Cryptocurrency trading just like forex and binary options could be a gold mine, but a risky one though. Nevertheless, the idea of making some good gains from the periodic and conditional variation in the price of these commodities is very enticing. But getting lucky is where the bulk of the work lies. We sometimes stick to popular opinions and sometimes the opinion of popular traders and hope they get it right. But this doesn’t always come alive, it is ‘ninety percent luck and ten percent knowledge’ they say.
This periodic rise in the price of crypto coins is unarguably the most popular concept but Price fluctuations are not only a function of time, but also dependent on the market. Even in our everyday markets, the price of a commodity doesn’t stay the same in different markets, the cryptocurrency markets aren’t different as regards this. Market-to-market price fluctuation is commonly overlooked, not just in cryptocurrency but also in mainstream trading activities.
This difference in the price of a commodity in different markets is known as price arbitrage, I’m certain you’ve come across this a couple of times but ignored it…that’s normal, I’m guilty too.
What might be the cause of price arbitrage?

Screenshot shows varying prices of a cryptocurrency
Value is usually a product of demand…and supply. The value of cryptocurrencies and any other community is influenced by the demand they generate, this however varies across different markets. Demand on the other hand is influenced by the utility of the cryptocurrency at a specific time, this is also subject to variations across different markets. The purchasing power of a market also influences the value of cryptocurrencies in the market
For cryptocurrencies, custodian exchanges form the bulk of the trading market hence arbitrages usually occur across cryptocurrency currencies, probably there could be other forms, but price arbitrage across exchanges is more popular and our subject of focus.
In cryptocurrency terminologies, the purchasing power of an exchange is determined by the wallet weight of the traders using these exchanges, the amount of ‘rich buyers’ (whales) in an exchange determines its purchase power. Whale influence drives price, more buy force from whales in the market slims down the sell orders while driving the buy orders up and creating good liquidity. When this happens at different speeds and at different times in different markets, price variation occurs. This is normal and price variation can be up to 50%.

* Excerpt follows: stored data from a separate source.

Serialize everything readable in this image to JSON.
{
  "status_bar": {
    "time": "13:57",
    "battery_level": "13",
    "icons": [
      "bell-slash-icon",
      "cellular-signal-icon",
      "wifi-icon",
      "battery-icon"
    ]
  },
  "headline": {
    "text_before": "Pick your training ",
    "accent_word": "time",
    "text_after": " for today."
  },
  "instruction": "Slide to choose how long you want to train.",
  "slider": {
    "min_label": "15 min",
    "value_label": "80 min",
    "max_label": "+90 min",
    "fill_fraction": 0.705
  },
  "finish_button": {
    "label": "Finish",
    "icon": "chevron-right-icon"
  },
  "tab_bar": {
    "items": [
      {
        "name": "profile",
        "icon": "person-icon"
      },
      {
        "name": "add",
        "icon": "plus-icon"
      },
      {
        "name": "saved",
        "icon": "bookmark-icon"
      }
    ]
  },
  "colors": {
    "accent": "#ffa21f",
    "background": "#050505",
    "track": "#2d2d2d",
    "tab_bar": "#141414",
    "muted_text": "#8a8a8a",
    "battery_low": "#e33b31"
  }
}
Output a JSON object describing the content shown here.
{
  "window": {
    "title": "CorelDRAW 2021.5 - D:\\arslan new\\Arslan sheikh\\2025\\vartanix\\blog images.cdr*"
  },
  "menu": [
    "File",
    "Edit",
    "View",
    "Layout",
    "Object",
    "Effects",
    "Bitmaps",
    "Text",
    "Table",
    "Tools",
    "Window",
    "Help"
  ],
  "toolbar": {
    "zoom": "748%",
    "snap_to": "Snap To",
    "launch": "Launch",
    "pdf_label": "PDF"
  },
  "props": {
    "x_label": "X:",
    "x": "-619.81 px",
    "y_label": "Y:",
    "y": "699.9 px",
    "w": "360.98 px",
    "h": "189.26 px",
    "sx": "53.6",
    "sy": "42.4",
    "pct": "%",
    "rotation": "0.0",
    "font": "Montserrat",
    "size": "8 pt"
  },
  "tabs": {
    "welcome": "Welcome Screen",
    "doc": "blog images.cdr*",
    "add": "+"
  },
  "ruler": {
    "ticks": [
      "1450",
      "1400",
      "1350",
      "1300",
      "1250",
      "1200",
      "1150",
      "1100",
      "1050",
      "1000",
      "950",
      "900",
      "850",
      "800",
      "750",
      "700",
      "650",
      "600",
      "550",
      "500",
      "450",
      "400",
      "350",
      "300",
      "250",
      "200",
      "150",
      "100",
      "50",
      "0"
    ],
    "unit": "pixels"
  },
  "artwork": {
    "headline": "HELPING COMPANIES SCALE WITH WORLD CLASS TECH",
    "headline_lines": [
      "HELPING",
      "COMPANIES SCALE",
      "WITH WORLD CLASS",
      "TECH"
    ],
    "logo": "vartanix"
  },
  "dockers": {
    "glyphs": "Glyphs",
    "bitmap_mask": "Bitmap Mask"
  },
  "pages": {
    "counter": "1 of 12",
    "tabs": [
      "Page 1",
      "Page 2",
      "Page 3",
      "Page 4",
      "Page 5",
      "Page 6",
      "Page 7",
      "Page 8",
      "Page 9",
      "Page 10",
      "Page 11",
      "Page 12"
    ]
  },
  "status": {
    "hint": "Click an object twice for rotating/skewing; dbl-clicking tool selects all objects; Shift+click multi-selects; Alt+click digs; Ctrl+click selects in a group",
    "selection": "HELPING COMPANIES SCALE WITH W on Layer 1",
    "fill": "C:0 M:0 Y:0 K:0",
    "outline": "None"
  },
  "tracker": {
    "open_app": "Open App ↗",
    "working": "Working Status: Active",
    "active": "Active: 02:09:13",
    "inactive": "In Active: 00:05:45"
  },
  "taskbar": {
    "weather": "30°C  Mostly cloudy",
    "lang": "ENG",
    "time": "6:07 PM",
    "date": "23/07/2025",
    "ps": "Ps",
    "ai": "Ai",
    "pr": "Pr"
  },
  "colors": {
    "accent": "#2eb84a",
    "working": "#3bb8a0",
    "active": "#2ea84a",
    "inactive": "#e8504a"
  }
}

Making profits off price arbitrage

Let me guess, you just skipped to this point, but that’s fine, I’d do the same, I mean, who has time for such long talks…lol
That was another long talk by the way. However, making profits through price differences across different cryptocurrency markets involves calculative buys and fast sales across different exchanges. Unlike the popular cryptocurrency trading, arbitrage trade requires knowledge and speed.
Keeping your eyes on the different exchanges, buying from a cheaper exchange, and selling off at an exchange where the purchased cryptocurrency sells for a higher price is the mantra of cryptocurrency arbitrage trading.
Arbitrage trading is also to an extent, a game of numbers, quantity wins to an extent, and net arbitrage return is obtained by deducting the exchange withdrawal charges from the gross return. Increasing purchases to compensate for trading and withdrawal charges could also be a good practice. Capitalizing on price variation is profitable practice, however, the sale and buy orders in both markets should be considered, a thin buy order on the target market could lead to substantial losses.